Scientific Data Management

The Information Management group has been working on building new cyberinfrastructure that streamlines the creation, execution and sharing of complex visualizations, data mining and other large-scale data analysis applications. We developed VisTrails (, a new open source, scientific workflow and provenance management system that was designed to manage rapidly evolving workflows common in exploratory applications. VisTrails provides novel mechanisms for capturing and interacting with provenance that greatly simplify the data exploration process.
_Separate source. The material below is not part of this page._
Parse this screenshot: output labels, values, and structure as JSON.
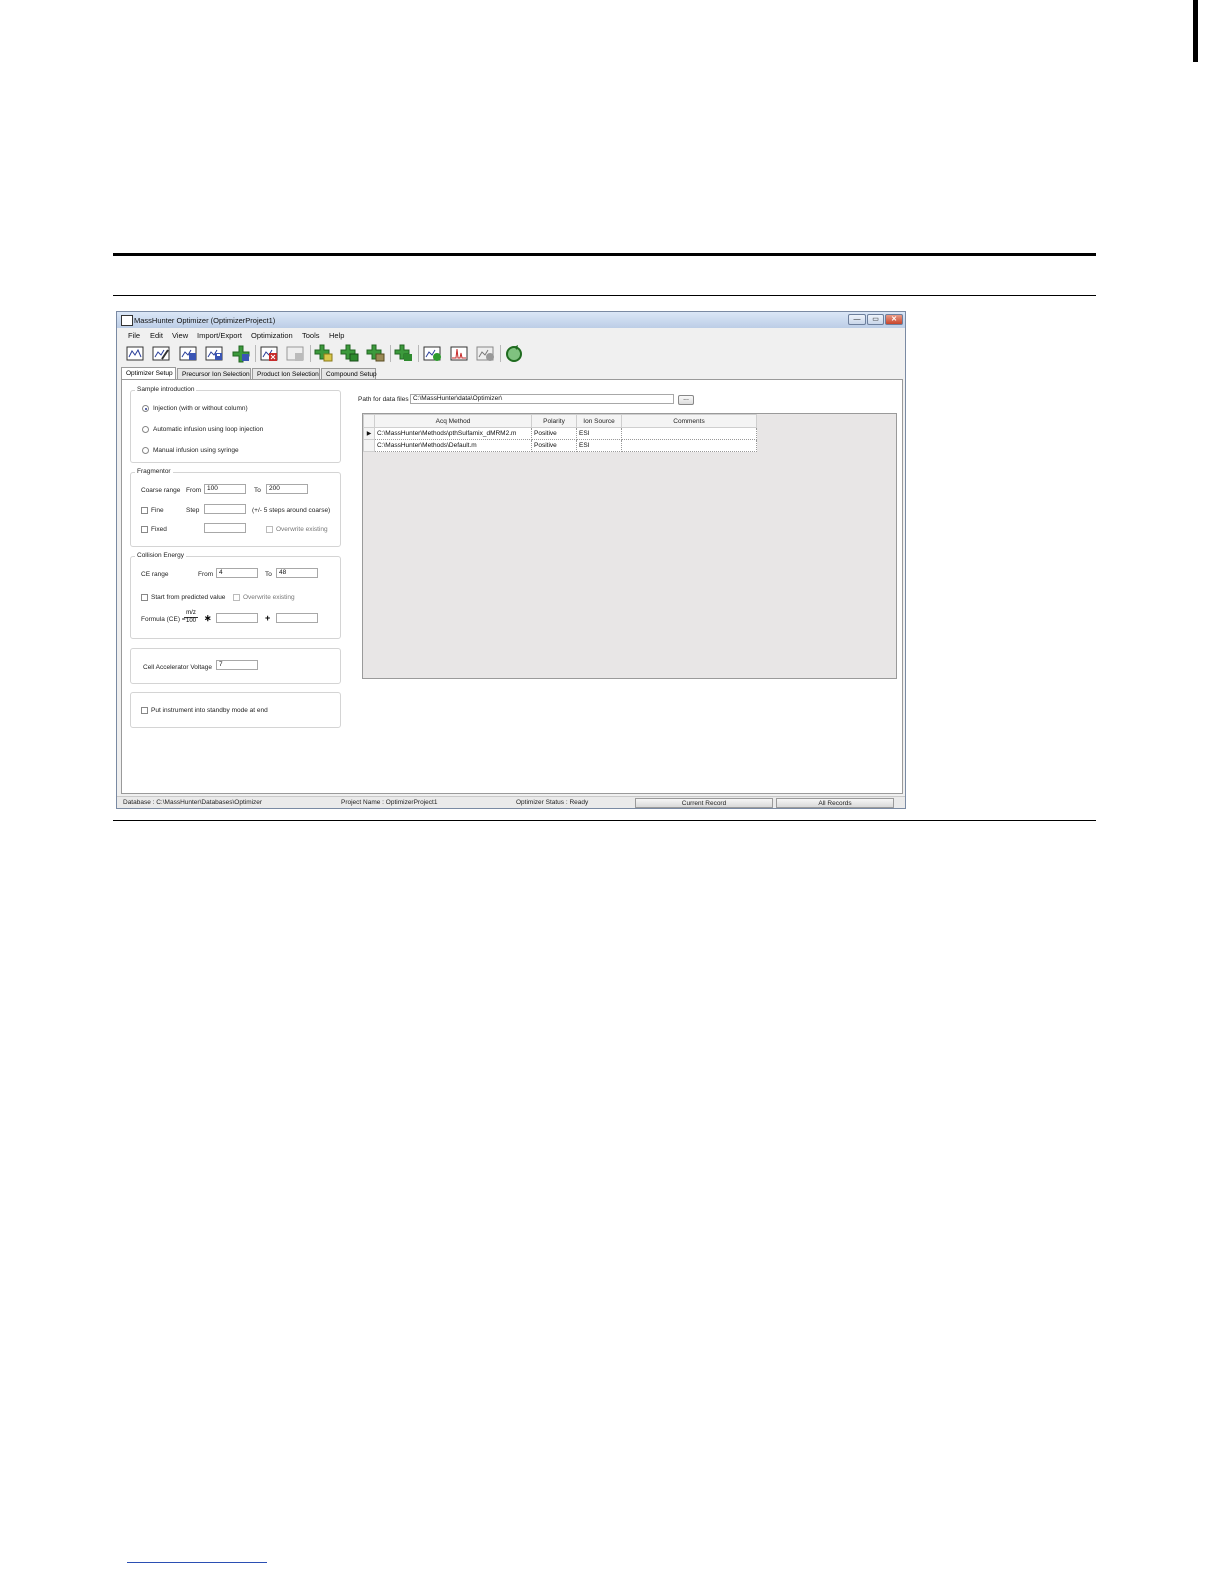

The system has been downloaded over 8,000 times since its beta release in January, 2007. VisTrails has been adopted as part of the cyberinfrastructure in large scientific projects, as well as a teaching and learning tool in graduate and undergraduate courses, both in the U.S. and abroad.

There has been an explosive growth in the volume of structured information on the Web. This information often resides in the hidden (or deep) Web, stored in databases and exposed only through queries over Web forms. A recent study by Google estimates that there are several millions of such form interfaces. However, the high quality information in online databases can be hard to find: it is out of reach for traditional search engines, whose index include only content in the surface Web.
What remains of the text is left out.